Tuesday, October 5, 2010

A BARBER FROM CUENCA

MUNDANE CHORES WHILE TRAVELING

 The actual day to day business involved with travel often touches on various necessary domestic chores. Beds and sleeping we’ve already covered, transport? Hardly  described as a chore, but hey, hair and  grooming...now there is an interesting subject.

I’ve taken you through my daughter’s experience in Bombay  when a shampoo and dry involved a vacuum cleaner and a quick rush to the lady’s loo to douse her head under the cold water tap; On supermarket shelves I’ve searched shampoo articles in foreign languages invariably agonising on the wrong choice. 
 And I’ve shown you the itinerant barber and his tools in a remote open air market in China, but the most interesting and entertaining  anecdote would have to be the Reluctant Travellers experience in Ecuador.
The Reluctant Traveller is a no fuss person, back home his greying hair is butchered by a retired barber friend who does the work,  short back sides and top, in our front sun room along with other local cronies who front up for the gossip and the convenience.

The barber also a neighbour and old friend is particularly fond of a scotch or two so its always wise to grab him long before the sun has risen over the yardarm.

So faced with a three month stay in South America it goes without saying  my Reluctant Traveller will at some time be in need of shearing. The inevitable day arrived, son in law Chris offered to tag along to interpret and get himself a shave at the same time.  I tagged along to photograph proceedings.

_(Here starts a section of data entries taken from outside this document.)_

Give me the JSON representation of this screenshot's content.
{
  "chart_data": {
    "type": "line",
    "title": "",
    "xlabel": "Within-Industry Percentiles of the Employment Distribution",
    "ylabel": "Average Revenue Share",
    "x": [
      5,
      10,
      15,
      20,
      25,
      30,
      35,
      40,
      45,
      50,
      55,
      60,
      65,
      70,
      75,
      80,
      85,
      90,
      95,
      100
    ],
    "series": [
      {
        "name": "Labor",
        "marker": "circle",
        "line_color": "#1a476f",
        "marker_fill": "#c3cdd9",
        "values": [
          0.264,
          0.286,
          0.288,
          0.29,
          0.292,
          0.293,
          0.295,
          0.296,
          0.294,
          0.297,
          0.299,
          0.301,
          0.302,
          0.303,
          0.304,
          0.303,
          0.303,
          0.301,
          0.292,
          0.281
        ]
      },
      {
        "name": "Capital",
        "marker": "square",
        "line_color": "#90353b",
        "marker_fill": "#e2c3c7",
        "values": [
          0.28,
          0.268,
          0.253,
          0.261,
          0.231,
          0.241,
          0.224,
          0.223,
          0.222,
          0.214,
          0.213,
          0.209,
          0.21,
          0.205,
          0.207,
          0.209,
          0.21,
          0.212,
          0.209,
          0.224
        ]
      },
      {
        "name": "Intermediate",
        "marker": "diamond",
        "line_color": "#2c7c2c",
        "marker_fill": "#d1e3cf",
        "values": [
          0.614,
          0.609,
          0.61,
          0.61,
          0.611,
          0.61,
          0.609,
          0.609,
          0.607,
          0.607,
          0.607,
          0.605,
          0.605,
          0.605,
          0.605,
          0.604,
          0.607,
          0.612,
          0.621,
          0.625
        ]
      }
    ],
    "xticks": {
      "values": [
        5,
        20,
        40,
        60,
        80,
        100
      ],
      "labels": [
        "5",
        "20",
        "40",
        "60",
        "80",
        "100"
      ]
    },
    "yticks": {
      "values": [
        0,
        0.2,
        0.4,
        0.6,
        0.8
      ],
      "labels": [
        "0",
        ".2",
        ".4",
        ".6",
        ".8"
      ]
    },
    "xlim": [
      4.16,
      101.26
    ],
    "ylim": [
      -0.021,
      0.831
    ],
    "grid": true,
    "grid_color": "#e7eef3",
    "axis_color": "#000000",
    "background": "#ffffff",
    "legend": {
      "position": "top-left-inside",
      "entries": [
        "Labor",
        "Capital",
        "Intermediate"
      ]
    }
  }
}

My daughter had spied a barber shop up past the local  vegetable market that appealed to her sense of antiquity.  Original furniture, implements, advertising and obviously original owners as well.  

This would be fun I remember thinking, an eighty year old customer being attended to by an 80 plus barber.  At least I couldn’t see any scotch bottles lying around.
A close shave

While I read the local papers

 
Son in law Chris scored the younger of the two men in attendance, while the older, almost a clone of my golden oldie, installed my husband in a grand old chair first used, as he pointed to a picture on the wall, in Chicago at some time before the war.

I assumed he meant World War 2.

My mind immediately tuned into Chicago’s St Valentines Day Massacre and I took another glance at the kindly old man wielding his scissors and tucking a towel around my husbands neck. Surely he couldn’t have been around in the days of  Al Capone...early 1920’s?  No, not even the Reluctant Traveller is that old!

The job in hand proceeded with bilingual conversation involving Spanish chatter from the barber and Aussie monosyllables from guess who.  Chris was trying to interpret but his barber was flying, or should that be shaving, rather too close to the wind and my son in law was wishing himself anywhere but in that chair.

I picked up a Spanish language newspaper and couldn't make head nor tail or it, following instead the pictures.

At last the job was done.  Stan’s haircut I thought was better than our friend's effort back home; Chris’s face though was beginning to look rather raw. We paid our money, an unbelievably cheap couple of dollars, and with much Gracia's and smiles departed.

The fun part came some weeks later when the Reluctant Traveller and I passed down the same Cuenca street and glancing into the barber shop saw the older man hard at work with a customer, and  his off-sider, younger by no more than ten or fifteen years, snoozing away fast asleep in the old Chicago barbers chair.